Work in the Age of the Pandemic
What Have We Learned About the True Value of our Lives?
By Jim Miller
There have been some wins for California workers lately in the immediate wake of the recall election, with Governor Newsom signing a bill expanding protections for garment workers by ensuring they will be paid hourly and that the big fashion brands will now be liable for wage theft. For these largely female, marginalized, immigrant workers of color this is a big victory that will improve both their workplace conditions and their basic sense of dignity as valued members of our society.
The Governor also signed into law the bill I discussed in my Labor Day column that will restrict Amazon warehouses from setting brutal productivity quotas that prevent workers from taking breaks and avoiding injury. By pushing back against this modern form of Taylorist exploitation by the stopwatch, workers will regain some measure of control over their time and a bit of autonomy in the workplace.
Both of these wins come as Americans have a more favorable view of unions than they have in decades, and more and more workers are questioning not just how they work and for how much pay, but also what the meaning of work is and whether their jobs should define their lives. Indeed, as a result of the pandemic, it has become increasingly difficult to convince large numbers of workers in the United States that returning to “normal” is desirable.
The issue? Maybe “normal” sucked.
As Marie Solis wrote recently in In These Times:
“A pernicious corporate narrative suggests that workers . . . who ask for a decent wage and marginal flexibility from an employer — are simply lazy.” All the relief payments and unemployment extensions, the argument goes, have simply allowed workers to get paid for doing nothing. Thus, it’s time to turn off the relief spigot and force reluctant employees back to work.
But perhaps, Solis argues, there is something bigger going on in the U.S. Maybe a large swath of the American workforce has had a pandemic induced epiphany about “bullshit jobs” that offer little of meaning to peoples’ lives. Hence Solis asks:
After such a revelation, how could employers expect workers to return to business as usual? . . . In her seminal 2011 book The Problem With Work, Kathi Weeks argues that wage labor (one of the least-questioned arrangements in U.S. culture) is actually a social convention, not an economic necessity.
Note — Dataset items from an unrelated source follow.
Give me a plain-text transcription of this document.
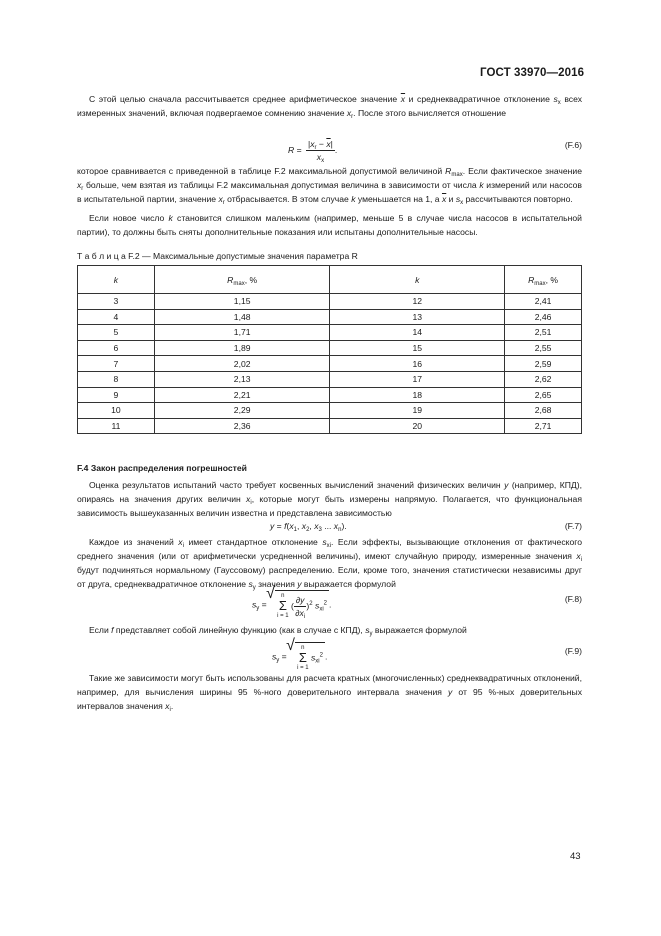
ГОСТ 33970—2016

С этой целью сначала рассчитывается среднее арифметическое значение $\overline{x}$ и среднеквадратичное отклонение $s_x$ всех измеренных значений, включая подвергаемое сомнению значение $x_r$. После этого вычисляется отношение

$R = \frac{|x_r - \overline{x}|}{x_x}$ .	(F.6)

которое сравнивается с приведенной в таблице F.2 максимальной допустимой величиной $R_{max}$. Если фактическое значение $x_r$ больше, чем взятая из таблицы F.2 максимальная допустимая величина в зависимости от числа k измерений или насосов в испытательной партии, значение $x_r$ отбрасывается. В этом случае k уменьшается на 1, а $\overline{x}$ и $s_x$ рассчитываются повторно.

Если новое число k становится слишком маленьким (например, меньше 5 в случае числа насосов в испытательной партии), то должны быть сняты дополнительные показания или испытаны дополнительные насосы.

Т а б л и ц а F.2 — Максимальные допустимые значения параметра R
k	$R_{max}$, %	k	$R_{max}$, %
3	1,15	12	2,41
4	1,48	13	2,46
5	1,71	14	2,51
6	1,89	15	2,55
7	2,02	16	2,59
8	2,13	17	2,62
9	2,21	18	2,65
10	2,29	19	2,68
11	2,36	20	2,71
F.4 Закон распределения погрешностей

Оценка результатов испытаний часто требует косвенных вычислений значений физических величин y (например, КПД), опираясь на значения других величин $x_i$, которые могут быть измерены напрямую. Полагается, что функциональная зависимость вышеуказанных величин известна и представлена зависимостью

$y = f(x_1$, $x_2$, $x_3$ ... $x_n$).	(F.7)

Каждое из значений $x_i$ имеет стандартное отклонение $s_{xi}$. Если эффекты, вызывающие отклонения от фактического среднего значения (или от арифметически усредненной величины), имеют случайную природу, измеренные значения $x_i$ будут подчиняться нормальному (Гауссовому) распределению. Если, кроме того, значения статистически независимы друг от друга, среднеквадратичное отклонение $s_y$ значения y выражается формулой

$s_y$ = √ n
Σ
i = 1 ( $\frac{\partial y}{\partial x_i} )^2$ $s_{xi}^2$ .
(F.8)

Если f представляет собой линейную функцию (как в случае с КПД), $s_y$ выражается формулой

$s_y$ = √ n
Σ
i = 1 $s_{xi}^2$ .
(F.9)

Такие же зависимости могут быть использованы для расчета кратных (многочисленных) среднеквадратичных отклонений, например, для вычисления ширины 95 %-ного доверительного интервала значения y от 95 %-ных доверительных интервалов значения $x_i$.

43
As workers have become more productive and automation has picked up more slack, not much serious consideration has been given in the United States to the idea of reducing work hours. Instead, people work more and more. According to Weeks, having a job confers moral goodness and other virtues upon those who perform it, which is why people rarely question whether work is, in itself, good. If they did, they might see how work limits their pleasure, creativity and self-determination.
Maybe, Solis goes on to ponder, Americans are ready to move to a “post work future” where reducing the grind is more important that increasing the pay. Perhaps, more control over one’s time and, in turn, one’s life, has become a top priority in the post-pandemic world. If this is true and workers are finally fed up with the “intensification” of their labor, we could be in for a cultural sea change.
Interestingly, around the same time that Solis’s piece came out, Jonathan Malesic’s “The Future of Work Should Mean Working Less” appeared in the New York Times Magazine in which he argues that with millions of Americans returning to work we need to realize that:
The conventional approach to work — from the sanctity of the 40-hour week to the ideal of upward mobility — led us to widespread dissatisfaction and seemingly ubiquitous burnout even before the pandemic. Now, the moral structure of work is up for grabs. And with labor-friendly economic conditions, workers have little to lose by making creative demands on employers. We now have space to reimagine how work fits into a good life.
Rightly observing that work sits “at the heart of Americans’ vision of human flourishing” and has been an almost religious meaning-giving activity since the Puritans, Malesic then rejects this frame. Just as often, he writes, work can have a “negative moral effect” on people, “can harm us in subtle and insidious ways,” and can impede our fundamental well-being. As much as we valorize killing ourselves on the job, work should not be our guiding star:
[W]ork often doesn’t live up to these ideals. In our dissent from this vision and our creation of a better one, we ought to begin with the idea that each one of us has dignity whether we work or not. Your job, or lack of one, doesn’t define your human worth.
This view is simple yet radical. It justifies a universal basic income and rights to housing and health care. It justifies a living wage. It also allows us to see not just unemployment but retirement, disability and caregiving as normal, legitimate ways to live.
With this in mind, as we struggle to emerge from the pandemic’s grip and get back to “the way things were,” perhaps we should reject a mindless return to business as usual and instead chart a course that insists that we are not defined by our labor and our purpose is not to live to work but to work to live. In the long run, the gospel of efficiency that has defined American life from the beginning needs to be upended as the culture of mass production and consumption it has spawned is utterly unsustainable environmentally and, in our own lives, existentially.
We need to honor labor because we honor the human beings who do it not because they are only valuable because of it. Every one of us is worth much more than can ever be measured in economic terms.